Introduction: Health companies need investment for development. Due to the high risk of their activities, it is very difficult to attract investment for this field, but this lack of financial resources leads to the failure of these companies, so providing a model for predicting profits and losses in companies is very important and functional.

Material and Methods: In this study, a combination of two logistic regression algorithms and differential analysis were used to design a profit and loss forecasting model. Also, the information of 20 companies in the field of health was used to evaluate the proposed model. 10 profitable companies and 10 loss-making companies were selected and for each company, nine variables independent of the financial information of these companies were collected.

Results: The designed prediction model was implemented on the data in this study. To do this, the data were divided into two sets: training and testing. The prediction model was implemented on training data and evaluated by test data and reached 99.65% sensitivity, 94.75% specificity and 96.28% accuracy. The proposed model was then compared with the methods of decision tree C4.5, Bayesian, support vector machine, nearest neighborhood and multilayer neural network and it was found to have a better output.

Conclusion: In this study, it was found that the risk in the field of health investment can be reduced, so the profit and loss situation of health companies can be predicted with appropriate accuracy. It was also found that the combination of logistic regression and differential

INTRODUCTION

Investing means injecting financial resources with the expectation of profit from it. More precisely, investing is the commitment of money or investment to the financial purchase of other assets or assets for the benefit of beneficial returns in the form of interest, dividends, or appreciation of the value of the assets [1, 2]. The role and importance of investment in the process of economic growth and development of societies has been emphasized in most theories of economic growth and development [3, 4]. Among the most important issues raised in the field of financial management, investment and investment confidence. One of the issues that can help in investing decision making is the existence of appropriate tools and models for assessing the financial condition and condition of organizations [5]. One of the most important issues in investing is the probability of profit and loss of companies [6, 7]. Given that today no venture investments specifically addresses the issue of digital health, so designing a forecasting model to calculate the amount of profits and losses can be very effective in expressing and investing with the help of a forecasting model that can be risky. Minimize yourself

Knowledge-based companies in the field of health and water startups need investment for their development. Due to the high risk of their activities, it is very difficult to attract investment for this virtual class. Knowledge-based projects in the field of health and startups that this failure is lagging behind the growth of digital health in the country, so providing a model for predicting profits and losses in companies is very important.

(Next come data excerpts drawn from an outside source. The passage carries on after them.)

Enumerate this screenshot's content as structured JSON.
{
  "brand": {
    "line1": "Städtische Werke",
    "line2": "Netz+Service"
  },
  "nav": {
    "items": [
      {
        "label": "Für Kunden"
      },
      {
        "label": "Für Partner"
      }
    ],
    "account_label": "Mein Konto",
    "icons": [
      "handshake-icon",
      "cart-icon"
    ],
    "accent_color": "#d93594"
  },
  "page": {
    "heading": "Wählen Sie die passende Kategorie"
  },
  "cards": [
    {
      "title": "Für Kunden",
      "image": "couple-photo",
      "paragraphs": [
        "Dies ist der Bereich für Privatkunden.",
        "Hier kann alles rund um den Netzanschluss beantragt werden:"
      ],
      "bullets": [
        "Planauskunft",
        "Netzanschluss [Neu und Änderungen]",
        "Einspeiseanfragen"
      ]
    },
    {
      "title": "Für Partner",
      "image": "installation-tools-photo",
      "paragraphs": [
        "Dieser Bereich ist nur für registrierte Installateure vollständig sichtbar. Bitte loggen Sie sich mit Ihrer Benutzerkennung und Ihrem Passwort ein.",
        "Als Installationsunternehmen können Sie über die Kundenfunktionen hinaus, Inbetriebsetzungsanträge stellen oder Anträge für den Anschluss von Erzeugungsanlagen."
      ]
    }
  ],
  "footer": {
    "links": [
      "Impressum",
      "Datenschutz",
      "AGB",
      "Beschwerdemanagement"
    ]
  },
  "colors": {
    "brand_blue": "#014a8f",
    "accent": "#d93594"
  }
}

Many studies have been done in the field of profit and loss forecasting models of companies. However, during the review of the literature in the field of bankruptcy prediction of health companies, no specific study was found

In 2008, Pindado et al. used a study of the 1992 to 2006 financial balances in a study of the G7 countries. They used econometric models and cross-sectional analysis in their research and concluded that variables such as profitability, financial expenditure and accumulated profit are of constant importance. The accuracy rate of the model for different years is about 87% [8].

Another study was conducted in 2013 by Bastes et al. in the field of predicting the bankruptcy of listed companies. In this study, regression was used to evaluate the stock market data of three countries, Australia, Brazil and Turkey, and it was shown that the regression algorithm can determine the variables that affect the bankruptcy forecast of companies. Before performing regression, correlation coefficient was used to determine the linearity of data and it was found that all variables defined in this study are directly related to the bankruptcy of companies [9].

In another study in 2017, Altman et al. developed a model called the Z-Score, which showed that the model has the power to evaluate financial companies. In this model, it was proved that five parameters of investment in production, retained earnings, pre-interest income and taxes, stock market value and sales are effective in the failure rate of an investment company [10].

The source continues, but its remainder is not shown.